Rape is a big problem in the United States. Reliable figures are very hard to get for such a stigmatized and personal crime, but regardless of the exact prevalence, it happens much too often for us to be comfortable with. Well-publicized cases out of India suggest that in developing countries the problems are even worse (but reporting is probably worse as well).
Although most people agree that rape is an important issue, there is a dearth of actual practical policy suggestions for dealing with it. Encouraging women to be more careful and aware of their surroundings smacks of victim-blaming and is unlikely to do much to reduce all-too-common acquaintance rapes and date rapes. Pointing the finger at “rape culture” could be part of the right answer, but it’s not obvious what to do about that culture, and the people who make major contributions to rape culture probably aren’t reading think pieces about it. More important, neither of these proposed solutions is backed by actual evidence.
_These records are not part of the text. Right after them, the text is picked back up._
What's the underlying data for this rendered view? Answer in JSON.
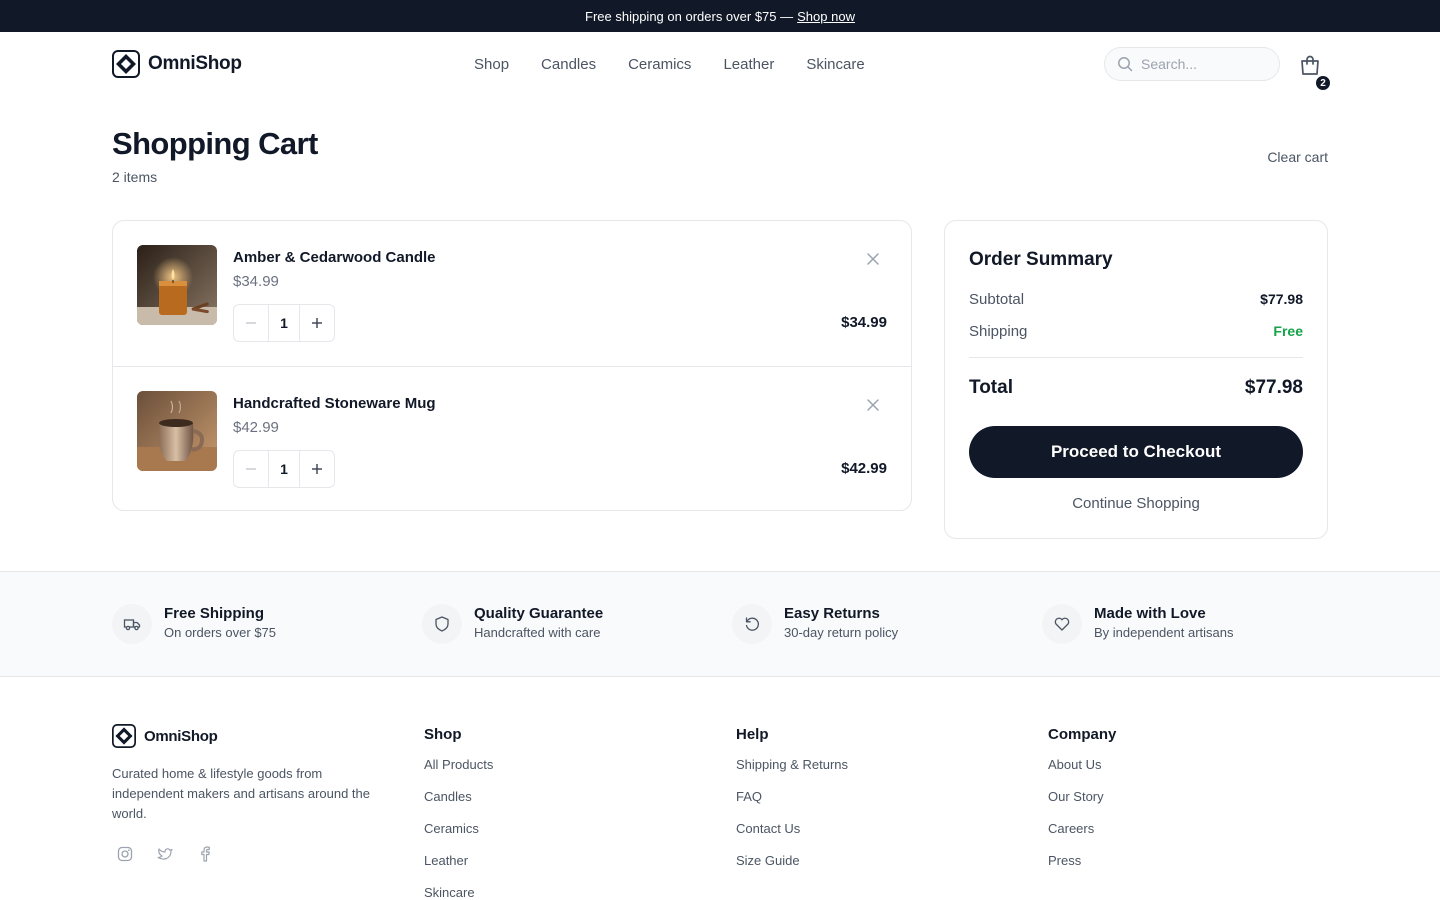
{
  "announcement": {
    "text": "Free shipping on orders over $75 —",
    "link": "Shop now"
  },
  "header": {
    "brand": "OmniShop",
    "nav": [
      "Shop",
      "Candles",
      "Ceramics",
      "Leather",
      "Skincare"
    ],
    "search_placeholder": "Search...",
    "cart_count": "2"
  },
  "cart": {
    "title": "Shopping Cart",
    "item_count": "2 items",
    "clear_label": "Clear cart",
    "items": [
      {
        "name": "Amber & Cedarwood Candle",
        "price": "$34.99",
        "quantity": "1",
        "line_total": "$34.99",
        "image": "candle-photo"
      },
      {
        "name": "Handcrafted Stoneware Mug",
        "price": "$42.99",
        "quantity": "1",
        "line_total": "$42.99",
        "image": "mug-photo"
      }
    ]
  },
  "summary": {
    "title": "Order Summary",
    "subtotal_label": "Subtotal",
    "subtotal_value": "$77.98",
    "shipping_label": "Shipping",
    "shipping_value": "Free",
    "total_label": "Total",
    "total_value": "$77.98",
    "checkout_label": "Proceed to Checkout",
    "continue_label": "Continue Shopping"
  },
  "features": [
    {
      "title": "Free Shipping",
      "subtitle": "On orders over $75",
      "icon": "truck-icon"
    },
    {
      "title": "Quality Guarantee",
      "subtitle": "Handcrafted with care",
      "icon": "shield-icon"
    },
    {
      "title": "Easy Returns",
      "subtitle": "30-day return policy",
      "icon": "rotate-icon"
    },
    {
      "title": "Made with Love",
      "subtitle": "By independent artisans",
      "icon": "heart-icon"
    }
  ],
  "footer": {
    "brand": "OmniShop",
    "description": "Curated home & lifestyle goods from independent makers and artisans around the world.",
    "socials": [
      "instagram-icon",
      "twitter-icon",
      "facebook-icon"
    ],
    "columns": [
      {
        "title": "Shop",
        "links": [
          "All Products",
          "Candles",
          "Ceramics",
          "Leather",
          "Skincare"
        ]
      },
      {
        "title": "Help",
        "links": [
          "Shipping & Returns",
          "FAQ",
          "Contact Us",
          "Size Guide"
        ]
      },
      {
        "title": "Company",
        "links": [
          "About Us",
          "Our Story",
          "Careers",
          "Press"
        ]
      }
    ]
  },
  "colors": {
    "primary": "#111827",
    "muted": "#4b5563",
    "border": "#e5e7eb",
    "success": "#16a34a",
    "band": "#f9fafb"
  }
}
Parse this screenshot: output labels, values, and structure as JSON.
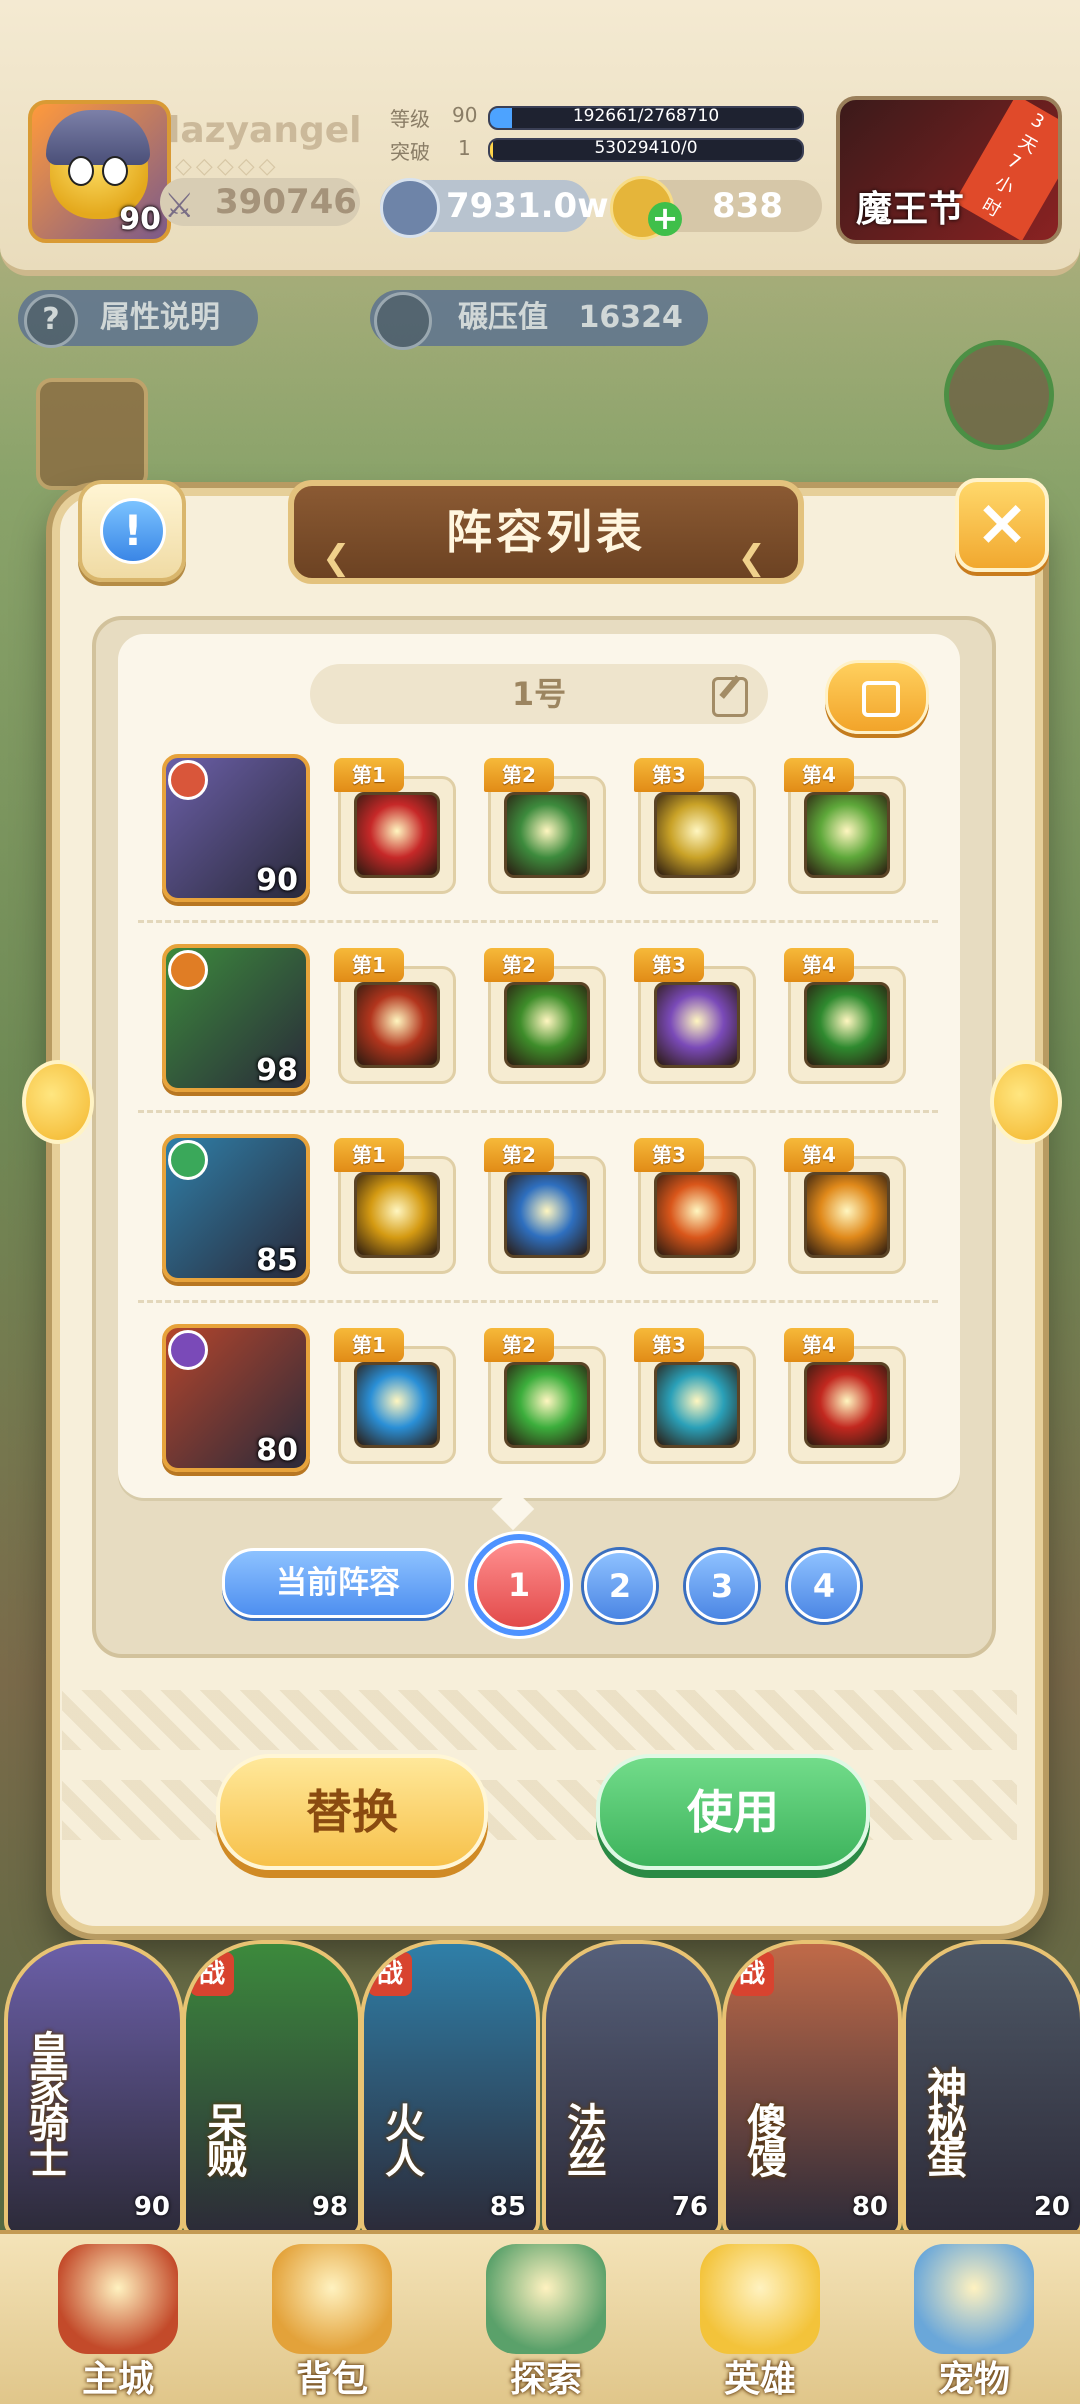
{
  "player": {
    "name": "lazyangel",
    "avatar_level": "90",
    "power": "390746",
    "level_label": "等级",
    "level_value": "90",
    "level_exp": "192661/2768710",
    "level_progress": 0.07,
    "break_label": "突破",
    "break_value": "1",
    "break_exp": "53029410/0",
    "break_progress": 0.01,
    "gold": "7931.0w",
    "gems": "838"
  },
  "event": {
    "label": "魔王节",
    "timer": "3天7小时"
  },
  "sub_hud": {
    "attribute_help": "属性说明",
    "crush_label": "碾压值",
    "crush_value": "16324"
  },
  "dialog": {
    "title": "阵容列表",
    "close_icon": "close-icon",
    "lineup_name": "1号",
    "current_lineup_label": "当前阵容",
    "slots": [
      "1",
      "2",
      "3",
      "4"
    ],
    "active_slot": "1",
    "replace_label": "替换",
    "use_label": "使用"
  },
  "heroes": [
    {
      "level": "90",
      "color": "#6b5fa8",
      "skills": [
        {
          "tag": "第1",
          "color": "#c62828"
        },
        {
          "tag": "第2",
          "color": "#3d8b3d"
        },
        {
          "tag": "第3",
          "color": "#c9a227"
        },
        {
          "tag": "第4",
          "color": "#5ea83a"
        }
      ]
    },
    {
      "level": "98",
      "color": "#3c8a3c",
      "skills": [
        {
          "tag": "第1",
          "color": "#b2351d"
        },
        {
          "tag": "第2",
          "color": "#3e8d2a"
        },
        {
          "tag": "第3",
          "color": "#7a4ab8"
        },
        {
          "tag": "第4",
          "color": "#2f8a2f"
        }
      ]
    },
    {
      "level": "85",
      "color": "#2f7fa8",
      "skills": [
        {
          "tag": "第1",
          "color": "#d49a12"
        },
        {
          "tag": "第2",
          "color": "#2e6fbf"
        },
        {
          "tag": "第3",
          "color": "#d9561a"
        },
        {
          "tag": "第4",
          "color": "#e0891a"
        }
      ]
    },
    {
      "level": "80",
      "color": "#b4452c",
      "skills": [
        {
          "tag": "第1",
          "color": "#2a8fd6"
        },
        {
          "tag": "第2",
          "color": "#3cae3c"
        },
        {
          "tag": "第3",
          "color": "#2aa0b8"
        },
        {
          "tag": "第4",
          "color": "#c2281f"
        }
      ]
    }
  ],
  "roster": [
    {
      "name": "皇家骑士",
      "level": "90",
      "war": "",
      "color": "#6b5fa8"
    },
    {
      "name": "呆贼",
      "level": "98",
      "war": "战",
      "color": "#3c8a3c"
    },
    {
      "name": "火人",
      "level": "85",
      "war": "战",
      "color": "#2f7fa8"
    },
    {
      "name": "法丝",
      "level": "76",
      "war": "",
      "color": "#56607a"
    },
    {
      "name": "傻馒",
      "level": "80",
      "war": "战",
      "color": "#c06a48"
    },
    {
      "name": "神秘蛋",
      "level": "20",
      "war": "",
      "color": "#4e5866"
    }
  ],
  "nav": [
    {
      "label": "主城",
      "color": "#c34a2a"
    },
    {
      "label": "背包",
      "color": "#e3a23a"
    },
    {
      "label": "探索",
      "color": "#5aa16a"
    },
    {
      "label": "英雄",
      "color": "#f3c33a"
    },
    {
      "label": "宠物",
      "color": "#6aa7d9"
    }
  ]
}
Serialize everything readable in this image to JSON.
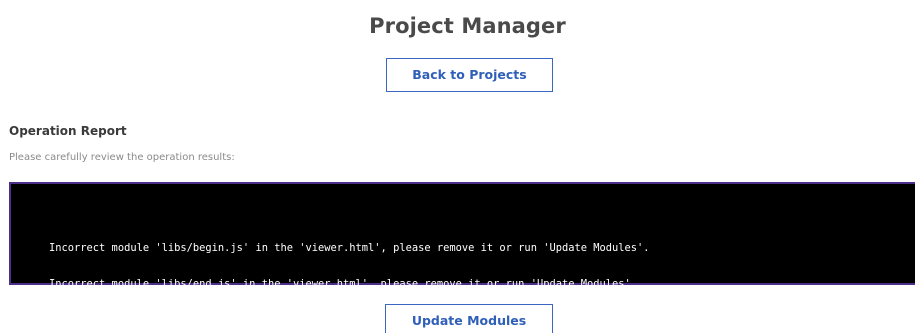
{
  "header": {
    "title": "Project Manager"
  },
  "nav": {
    "back_label": "Back to Projects"
  },
  "report": {
    "title": "Operation Report",
    "subtitle": "Please carefully review the operation results:",
    "lines": [
      "Incorrect module 'libs/begin.js' in the 'viewer.html', please remove it or run 'Update Modules'.",
      "Incorrect module 'libs/end.js' in the 'viewer.html', please remove it or run 'Update Modules'."
    ]
  },
  "actions": {
    "update_label": "Update Modules"
  },
  "colors": {
    "accent": "#3a67c2",
    "console_bg": "#000000",
    "console_border": "#4b2f8a",
    "title_text": "#4a4a4a"
  }
}
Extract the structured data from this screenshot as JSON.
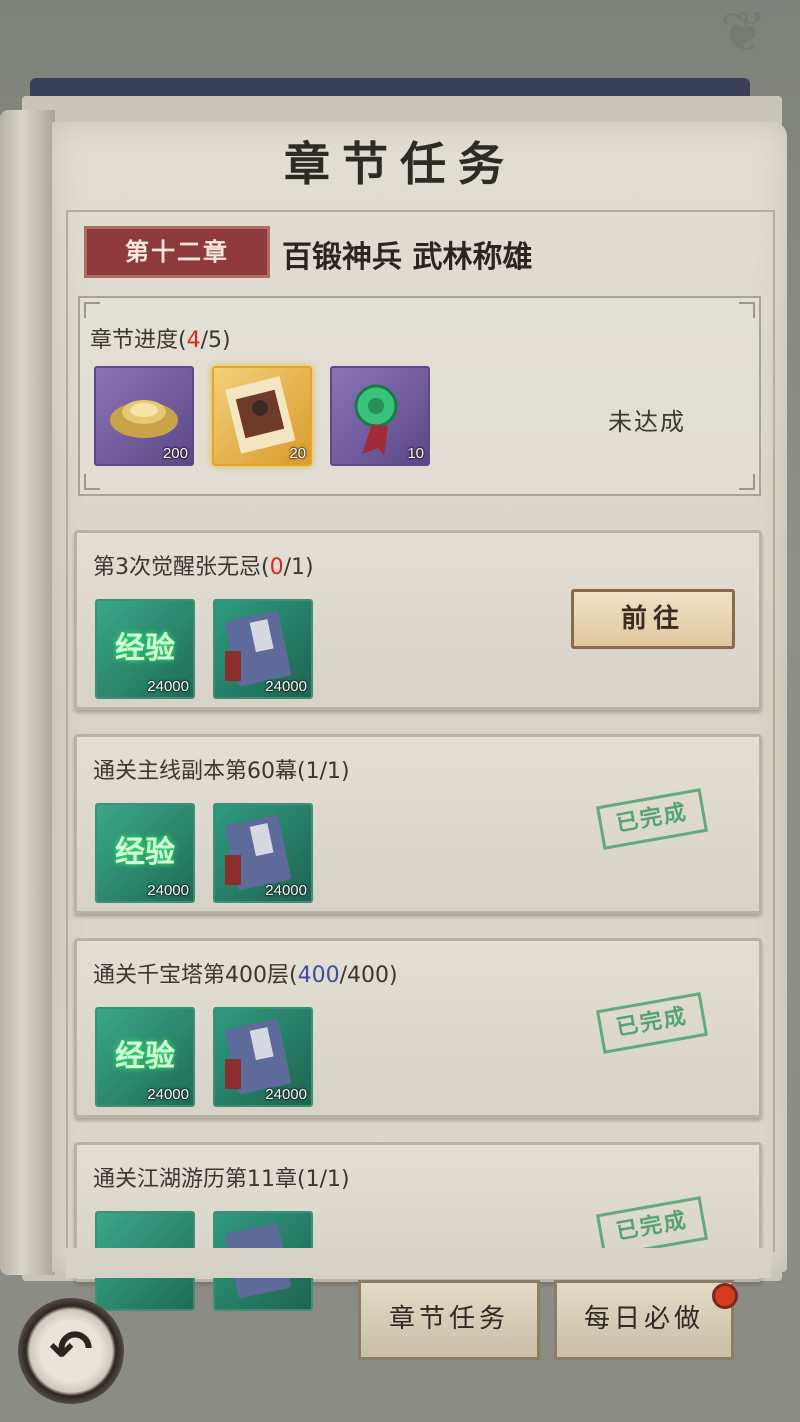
{
  "title": "章节任务",
  "chapter": {
    "badge": "第十二章",
    "name": "百锻神兵 武林称雄",
    "progress_label": "章节进度(",
    "progress_done": "4",
    "progress_total": "/5)",
    "status": "未达成",
    "rewards": [
      {
        "icon": "gold-ingot-icon",
        "count": "200"
      },
      {
        "icon": "golden-card-icon",
        "count": "20"
      },
      {
        "icon": "jade-pendant-icon",
        "count": "10"
      }
    ]
  },
  "tasks": [
    {
      "title_pre": "第3次觉醒张无忌(",
      "progress": "0",
      "title_post": "/1)",
      "action": "前往",
      "rewards": [
        {
          "label": "经验",
          "count": "24000"
        },
        {
          "icon": "book-icon",
          "count": "24000"
        }
      ]
    },
    {
      "title": "通关主线副本第60幕(1/1)",
      "stamp": "已完成",
      "rewards": [
        {
          "label": "经验",
          "count": "24000"
        },
        {
          "icon": "book-icon",
          "count": "24000"
        }
      ]
    },
    {
      "title_pre": "通关千宝塔第400层(",
      "progress": "400",
      "title_post": "/400)",
      "stamp": "已完成",
      "rewards": [
        {
          "label": "经验",
          "count": "24000"
        },
        {
          "icon": "book-icon",
          "count": "24000"
        }
      ]
    },
    {
      "title": "通关江湖游历第11章(1/1)",
      "stamp": "已完成"
    }
  ],
  "tabs": [
    "章节任务",
    "每日必做"
  ],
  "back_icon": "back-arrow-icon"
}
However, an excellent new paper by Scott Cunningham and Manisha Shah does provide evidence about something that works to decrease rape: decriminalized prostitution, specifically “indoor” prostitution (massage parlors, escort services, and online sex work). Rhode Island unintentionally decriminalized the practice in 2003 (they have an excellent discussion of how this happened), and Cunningham and Shah show that this increased the size of the sex market and also reduced cases of gonorrhea (which is mainly spread by sex workers) by 39% across the whole population. Even more striking, they demonstrate that the overall incidence of rape declined by 31%.
One of the best features of the paper is that they use what I once heard Steve Levitt refer to as a “mosaic of evidence” to support their claim. They draw on a range of different datasets to illustrate their findings both visually and numerically, and to buttress their assumptions. Their main estimates are based on a difference-in-differences between Rhode Island and the rest of the US, but these are buttressed by a “synthetic control” approach. The synthetic control method, from Abadie and Gardeazabal (2003), finds other states that look similar in terms of previous trends for the outcome, and uses a weighted average of them to form a comparison group. The authors provide tons of graphs to show exactly what they are doing, and they all look about as compelling as this one does:
What’s especially striking about this graph is that Rhode Island re-criminalized prostitution in 2009, exactly when rape cases go back up.
Cunningham and Shah are very careful to say that they cannot conclude exactly why decriminalizing prostitution reduces cases of rape. They consider a number of potential mechanisms, and conclude that the most likely one is that, for some men, rape and prostitution are substitutes. That is, men commit rape in part due to sexual desire, which can be satisfied in other ways. While Cunningham and Shah’s paper cannot demonstrate this for sure, their finding is consistent with other research by Todd Kendall that finds that the rollout of the internet, and the attendant increase in the accessibility or pornography, appears to have driven a decrease in cases of rape.
One potential issue with decriminalized prostitution is that it may just be substituting one form of oppression of women for another: decriminalized indoor prostitution may attract abusive pimps or madams, or encourage the illegal sex trade. The experiences of Nevada and several countries in Europe suggest a solution, however – full legalization and regulation of sex work would allow for law enforcement to protect women who engage in sex work, and undermine the market for illicit paid sex. A similar issue potentially affects pornography, where some actresses are exploited (but some emphatically state that they are doing what they love). Here, too, the answer is to have a legal but well-regulated market: exploitation may happen where pornography is legal, but if it were forced underground and run by criminal organizations, it would probably be much worse.
Cunningham and Shah’s paper, along with the earlier Kendall paper, suggest two ways to reduce rapes through public policy: legalized access to pornography, and legalizing sex work. These policies would both operate through the same mechanism – which is that some men commit rape due to sexual urges. That’s not an idea that we are particularly comfortable with as a society – a common claim is that rape is an act motivated by power, or anger, and not by sexual gratification. But if we want to reduce the incidence of this awful crime, we need to move out of our comfort zone, and rely on the evidence rather than what we’d like to believe.